Victoria DiPlacido, digital director
I was admittedly nervous to get my haircut. I kept asking myself why I’d go back into a public space for something that, for myself, personally, I can’t consider “essential”: I have extremely low-maintenance hair, and despite not having a hair cut since February, it didn’t really…matter? I wasn’t seeing anyone IRL other than select family and friends, all of whom knew me during a three-year stretch at university when I barely brushed my hair, let alone had it cut. However, when David Nadicci, owner of We Are We Are salon in Toronto asked if I wanted to come in and see the post-COVID space before they opened to the public, I acquiesced for the sake of journalism (and the thought of photos being taken at an upcoming wedding ceremony).
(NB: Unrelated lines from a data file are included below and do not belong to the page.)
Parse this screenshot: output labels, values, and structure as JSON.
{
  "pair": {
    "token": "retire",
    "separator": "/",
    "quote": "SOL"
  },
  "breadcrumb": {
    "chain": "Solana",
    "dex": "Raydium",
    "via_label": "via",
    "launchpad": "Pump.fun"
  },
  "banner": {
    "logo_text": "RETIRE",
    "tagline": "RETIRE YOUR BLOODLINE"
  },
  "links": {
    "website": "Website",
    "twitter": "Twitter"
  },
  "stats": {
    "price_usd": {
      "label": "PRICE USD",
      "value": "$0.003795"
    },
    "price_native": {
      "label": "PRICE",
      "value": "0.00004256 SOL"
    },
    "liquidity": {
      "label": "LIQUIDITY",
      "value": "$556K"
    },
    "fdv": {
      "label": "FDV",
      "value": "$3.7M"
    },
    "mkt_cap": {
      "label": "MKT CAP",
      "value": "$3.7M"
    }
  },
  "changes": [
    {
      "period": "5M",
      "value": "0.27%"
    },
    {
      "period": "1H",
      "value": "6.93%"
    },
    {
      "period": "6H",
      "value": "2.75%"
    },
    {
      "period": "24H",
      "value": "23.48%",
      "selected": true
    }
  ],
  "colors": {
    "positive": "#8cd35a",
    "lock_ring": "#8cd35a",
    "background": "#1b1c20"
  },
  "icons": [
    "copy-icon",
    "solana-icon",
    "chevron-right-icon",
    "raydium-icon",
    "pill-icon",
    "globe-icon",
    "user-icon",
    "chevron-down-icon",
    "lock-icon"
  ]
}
When I arrived at We Are We Are on June 28, I hadn’t been inside an indoor public space other than my local grocery story since March 13. Everyone must wear a mask and bottles of hand sanitizer are, reassuringly, everywhere: at the door when I enter, by the hair washing station and on the table in front of my salon chair. We Are We Are is spaced out over two floors and allows a maximum of 10 people in the entire salon at once, five hairstylists and five clients, which allows for plenty of distancing (although it was only Nadicci and I in the space during my appointment). The salon is welcoming, but the vibe is calmer than what I recall – and that’s by design. “Something that feels different for us is that we can’t allow clients to bring a friend with them to their appointment, and that was pretty common because people like to hang out here,” Nadicci tells me.
My extremely low-maintenance balayage, done back in February, is growing out well (thanks, David!), so we opt for a quick haircut. I go over to the hair-washing station, where they have blocked off the middle sink to ensure distancing between clients. Every space is sanitized after use; additional time is left between appointments to allow for these new measures. (The salon is run as a collective, so each hairstylist sets their own prices, however, prices still reflect the service, and not the length of time spent in the studio.) Nadicci cuts off two inches and fixes the overgrown layers around my face, then dries and styles my hair.
THE END RESULT:
The wash, cut and style took less than an hour: a dream reintroduction to society for the COVID conscious. When I check in with Nadicci a few weeks into reopening to see how things have been going at the salon, he tells me that clients are feeling similarly to how I did. “My clients got used to having a more lived-in look with their hair during COVID (longer roots, layers, etc), so I’m finding people are asking for lower maintenance colours and haircuts,” he says. “And most clients have been saying the trip to the salon has been their first major outing, so I feel a responsibility to make them feel as safe as possible.” Mission achieved.